Monday, November 11, 2013

Stock Market: Should We Prepare For A Massive Crash?

(Drivebycuriosity) - Henry Blodget is an ambitious man. He is the founder and CEO of Business Insider, a fast growing Internet media company. It seems that he does almost everything that his company becomes one of the biggest media companies on earth.

Recently Blodget joined the group of the crash callers. Last weekend he posted an article with the title "Be Prepared For Stocks To Crash 40%-55%" (businessinsider). There he claimed "that stocks are at least 40% overvalued and, therefore, are likely to produce lousy returns over the next 10 years".

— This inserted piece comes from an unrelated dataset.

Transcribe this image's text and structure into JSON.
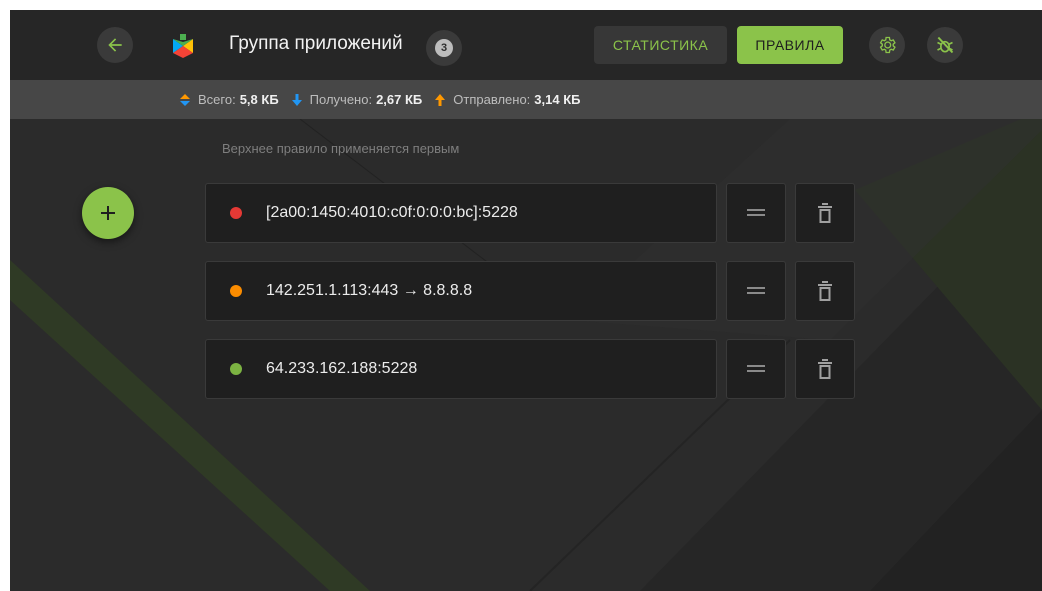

Blodget is far too smart to believe in his own fear mongering. But the article is good for his business. Since centuries the media companies have been living from the message: "Man bites dog".

In the long run stock prices follow the earnings of the companies. Since spring 2009, the end of the last recession, company profits jumped around 160%, as you can see in this graphic  (ritholtz). Stock prices on Wall Street also climbed around 160%. The rally, that started in spring 2009 - simultaneous with the beginning of the economic recovery in the US -, reflects just the rise of the company profits. So what?

The graphic also shows that in the long run the upward trend of the company profits has been accelerating. This a part of the general acceleration which has been running since the beginning of life on earth. Company profits are growing faster & faster over the time because companies are learning organism. Managements & employees are getting better over the time, meaning they are becoming more efficient and more productive. Helpful is the technological progress and the globalization which opens new markets.

I don´t claim that Blodget is 100% wrong. History shows that  crashes occur sometimes. In the year 1987 the stock market crashed around 30% - without warning and without reason. In May 2010 the Dow Jones dropped suddenly 1,000 points, but recovered totally after about 15 minutes (flash crash). Both events were phenomenas of mass psychology - like a stampede - that had just short lived influences and didn´t spoil the long run upward trend of the stock market. And the are rare. In the last 30 years we experienced just 4 crashes: 1987, 2000/01, 2008, 2010. The probability of a crash is therefore very low.

Long Term Bull Market

I claim that we are still in an early phase of a long term bull market that could be comparable to the stock market rally from 1982 till 2000 when the Dow Jones jumped from just 800 points to around 10,000 points (in spite of the crash of 1987). My claim is mainly based on three arguments:

1. Company profits will continue their solid growth. During the recessions of the years 2001/02 and in 2008 companies restructured and reduced costs significantly in order to survive. Now they are much fitter and more efficient than before. I believe that this learning process will continue and translates into a long term trend of rising company profits.

2. We are experiencing a new industrial revolution.  Advances in Internet, mobile computing, 3-d-printing, robotics, nano- & biotechnology and other fields are reducing costs, raising efficiency and creating new markets.

3. We also are having strong tailwinds from the emerging markets. The catching-up process in China, India and a lot of other countries translates into high growth in large parts of the global economy that creates continuously rising revenues & profits for global companies that are members of the S&P 500.